On March 29, 2020, Governor Andrew Cuomo issued Executive Order 202.13 invoking new powers from a law passed to combat the COVID-19 pandemic to temporarily suspend or modify laws necessary to assist or aid in coping with a declared State disaster emergency. On March 3, 2020, the Governor signed into law legislation that expanded his authority to temporarily suspend, modify, or issue directives in response to a declared State disaster emergency. That legislation also accompanied a $40 million appropriation to the Governor to respond to the COVID-19 pandemic.
The Governor suspended sections of the Mental Health Law requiring background checks prior to beginning work for employees from the Office of Children and Family Services, the Office of Addiction Services and Supports, the Office for People with Developmental Disabilities, and the Office of Mental Health who are now employed by a different approved provider and who have previously passed a background check from working during a period where they are awaiting the results of a background check.

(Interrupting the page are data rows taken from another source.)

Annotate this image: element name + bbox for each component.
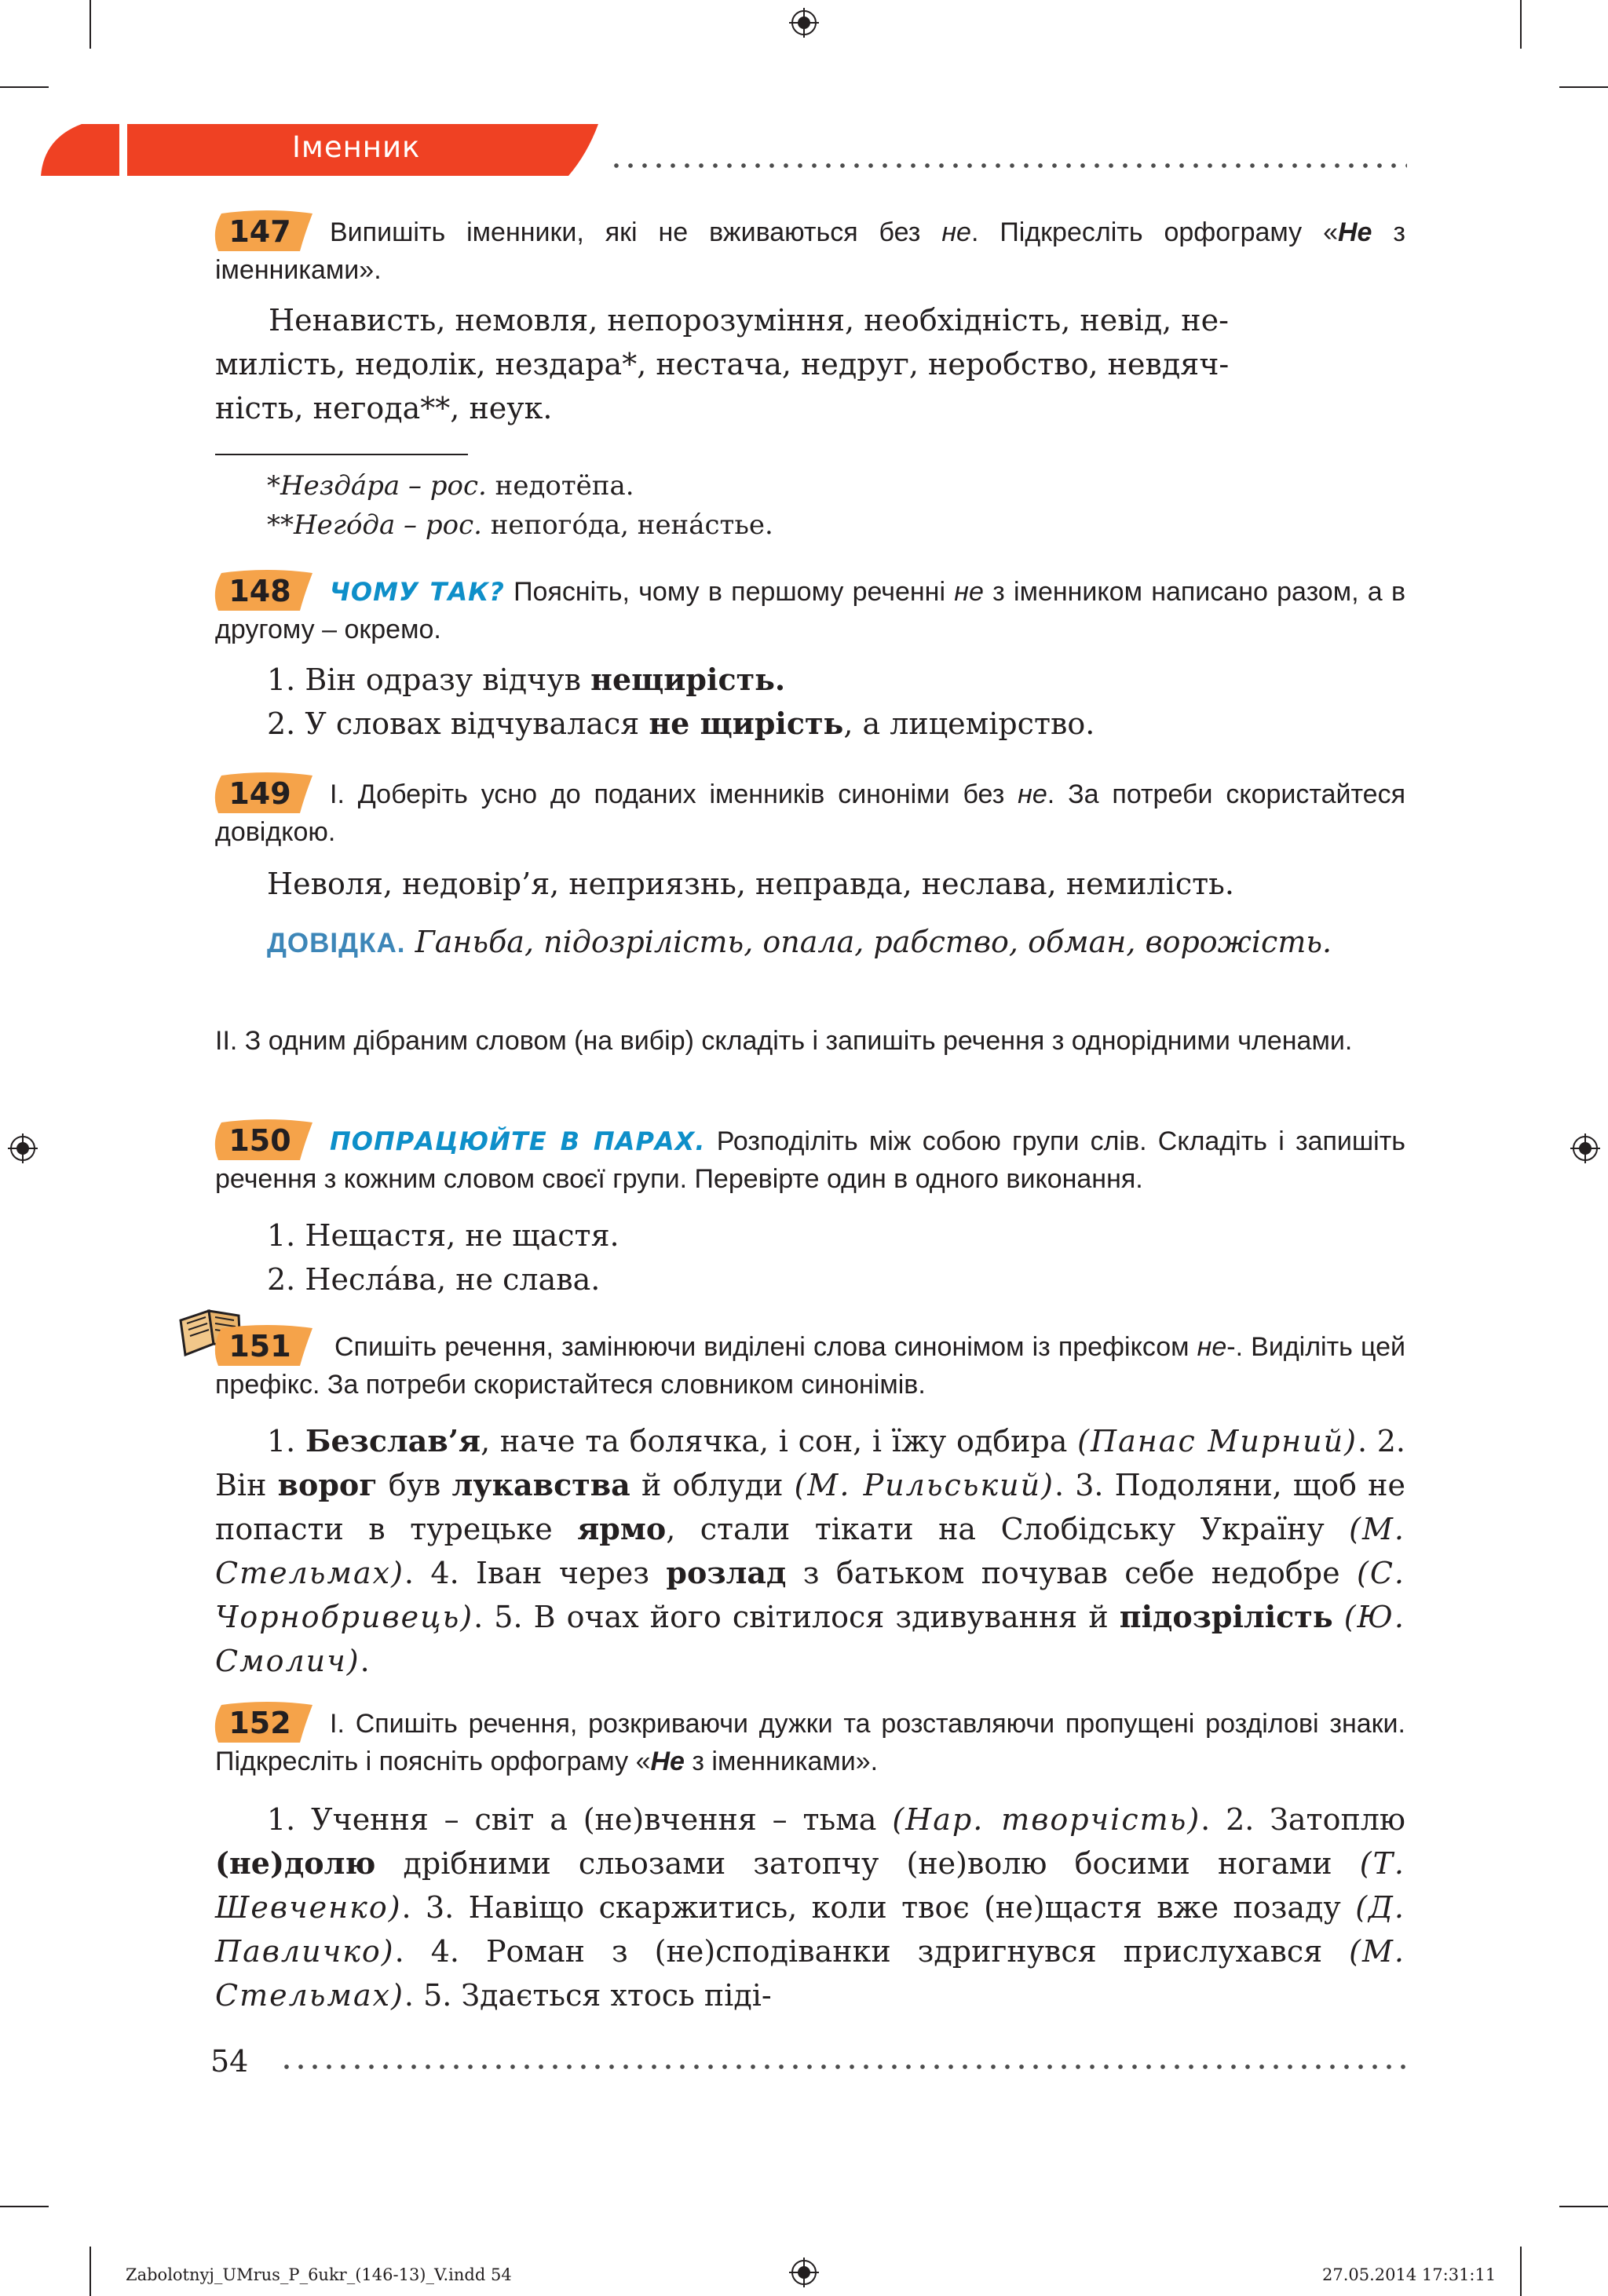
footnote: **Негóда – рос. непогóда, ненáстье.	[267, 509, 773, 541]
print-slug-date: 27.05.2014 17:31:11	[1322, 2265, 1497, 2284]
text-line: милість, недолік, нездара*, нестача, недруг, неробство, невдяч-	[215, 347, 1230, 381]
footnote: *Нездáра – рос. недотёпа.	[267, 470, 634, 502]
print-slug-file: Zabolotnyj_UMrus_P_6ukr_(146-13)_V.indd 54	[126, 2265, 512, 2284]
exercise-number-badge: 151	[212, 1325, 316, 1367]
exercise-task: І. Доберіть усно до поданих іменників синоніми без не. За потреби скористайтеся довідкою.	[215, 779, 1405, 847]
crop-mark	[1559, 2206, 1608, 2207]
text-line: 2. Неслáва, не слава.	[267, 1262, 601, 1297]
exercise-text: 1. Учення – світ а (не)вчення – тьма (Нар. творчість). 2. Затоплю (не)долю дрібними сльозами затопчу (не)волю босими ногами (Т. Шевченко). 3. Навіщо скаржитись, коли твоє (не)щастя вже позаду (Д. Павличко). 4. Роман з (не)сподіванки здригнувся прислухався (М. Стельмах). 5. Здається хтось піді-	[215, 1802, 1405, 2013]
exercise-number-badge: 149	[212, 772, 316, 815]
crop-mark	[1559, 86, 1608, 88]
page-number: 54	[210, 2044, 249, 2079]
text-line: Ненависть, немовля, непорозуміння, необхідність, невід, не-	[269, 303, 1229, 338]
text-line: 1. Він одразу відчув нещирість.	[267, 662, 786, 697]
crop-mark	[1520, 0, 1522, 49]
exercise-tag: ПОПРАЦЮЙТЕ В ПАРАХ.	[330, 1126, 706, 1156]
crop-mark	[1520, 2247, 1522, 2296]
exercise-task: II. З одним дібраним словом (на вибір) складіть і запишіть речення з однорідними членами.	[215, 1026, 1353, 1056]
dovidka-label: ДОВІДКА.	[267, 928, 406, 958]
registration-mark-icon	[789, 2258, 819, 2287]
exercise-number-badge: 152	[212, 1702, 316, 1744]
dovidka-text: ДОВІДКА. Ганьба, підозрілість, опала, рабство, обман, ворожість.	[267, 925, 1332, 959]
section-title: Іменник	[292, 130, 421, 164]
exercise-tag: ЧОМУ ТАК?	[330, 577, 505, 607]
text-line: 1. Нещастя, не щастя.	[267, 1218, 619, 1253]
exercise-text: 1. Безслав’я, наче та болячка, і сон, і їжу одбира (Панас Мирний). 2. Він ворог був лукавства й облуди (М. Рильський). 3. Подоляни, щоб не попасти в турецьке ярмо, стали тікати на Слобідську Україну (М. Стельмах). 4. Іван через розлад з батьком почував себе недобре (С. Чорнобривець). 5. В очах його світилося здивування й підозрілість (Ю. Смолич).	[215, 1423, 1405, 1678]
text-line: Неволя, недовір’я, неприязнь, неправда, неслава, немилість.	[267, 867, 1234, 901]
footnote-rule	[215, 454, 468, 455]
exercise-task: Спишіть речення, замінюючи виділені слова синонімом із префіксом не-. Виділіть цей префікс. За потреби скористайтеся словником синонімів.	[215, 1332, 1406, 1400]
footer-dotted-rule	[280, 2064, 1407, 2069]
exercise-task: ЧОМУ ТАК? Поясніть, чому в першому реченні не з іменником написано разом, а в другому – окремо.	[215, 577, 1406, 644]
exercise-number-badge: 148	[212, 570, 316, 612]
registration-mark-icon	[8, 1133, 38, 1163]
text-line: ність, негода**, неук.	[215, 391, 553, 425]
crop-mark	[90, 2247, 91, 2296]
exercise-number-badge: 150	[212, 1119, 316, 1162]
registration-mark-icon	[789, 8, 819, 38]
registration-mark-icon	[1570, 1133, 1600, 1163]
crop-mark	[0, 86, 49, 88]
exercise-text	[267, 862, 1405, 906]
exercise-text	[267, 658, 1405, 746]
exercise-task: Випишіть іменники, які не вживаються без не. Підкресліть орфограму «Не з іменниками».	[215, 217, 1405, 285]
exercise-text	[215, 298, 1405, 430]
exercise-text	[267, 1214, 1405, 1301]
header-dotted-rule	[609, 163, 1407, 168]
exercise-task	[215, 1122, 1405, 1198]
crop-mark	[0, 2206, 49, 2207]
text-line: 2. У словах відчувалася не щирість, а лицемірство.	[267, 706, 1095, 741]
exercise-task: І. Спишіть речення, розкриваючи дужки та розставляючи пропущені розділові знаки. Підкресліть і поясніть орфограму «Не з іменниками».	[215, 1709, 1405, 1776]
task-text: Розподіліть між собою групи слів. Складіть і запишіть речення з кожним словом своєї групи. Перевірте один в одного виконання.	[215, 1126, 1406, 1194]
crop-mark	[90, 0, 91, 49]
exercise-number-badge: 147	[212, 210, 316, 253]
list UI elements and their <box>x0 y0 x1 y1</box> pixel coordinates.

Sections of the Insurance Law were modified to extend the grace period for the payment of premiums and fees for those facing financial hardships from the COVID-19 pandemic. The Insurance Law was modified to permit those unable to exercise rights or benefits under a life insurance policy due to the COVID-19 pandemic to exercise their rights or benefits. Additionally, the Insurance Law and the Worker’s Compensation Law was modified to impose a moratorium on the cancellation, non-renewal, or conditional renewal of policies for policy holders who face financial hardship as a result of the declared State disaster emergency.
The Banking Law was modified to apply provisions of a prior Executive Order related to policy cancellations to premium finance agencies.
The Education Law was modified to allow school districts to pay for the cost of certain child care services.
The Governor also issued several directives related to the eligibility of candidates for elections postponed under Executive Order 202.12.
The Governor directed that instruments required to be verified or acknowledged by the Superintendent of Financial Services may be verified or acknowledged by fax or electronic means.
Non-essential state workers working from home would not be charged to their accruals until April 16, 2020.
Non-essential construction businesses are directed to comply with the in-person workforce reduction directive from Executive Order 202.6.
The Governor also directed that the Executive Orders which closed or restricted public or private businesses or places of public accommodation would have their expiration dates aligned to April 15, 2020.
Finally, the Governor modified a prior directive related to the presence of a support person during labor and delivery to include the immediate postpartum period.
Under the newly enacted law, the Governor has the power to suspend, modify, or issue directives during a declared emergency for 30 days which may be extended for an unlimited number of 30 day periods with consent of the legislature after each subsequent period. Unless the Governor elects to extend the suspension or directives, they will expire on April 28, 2020.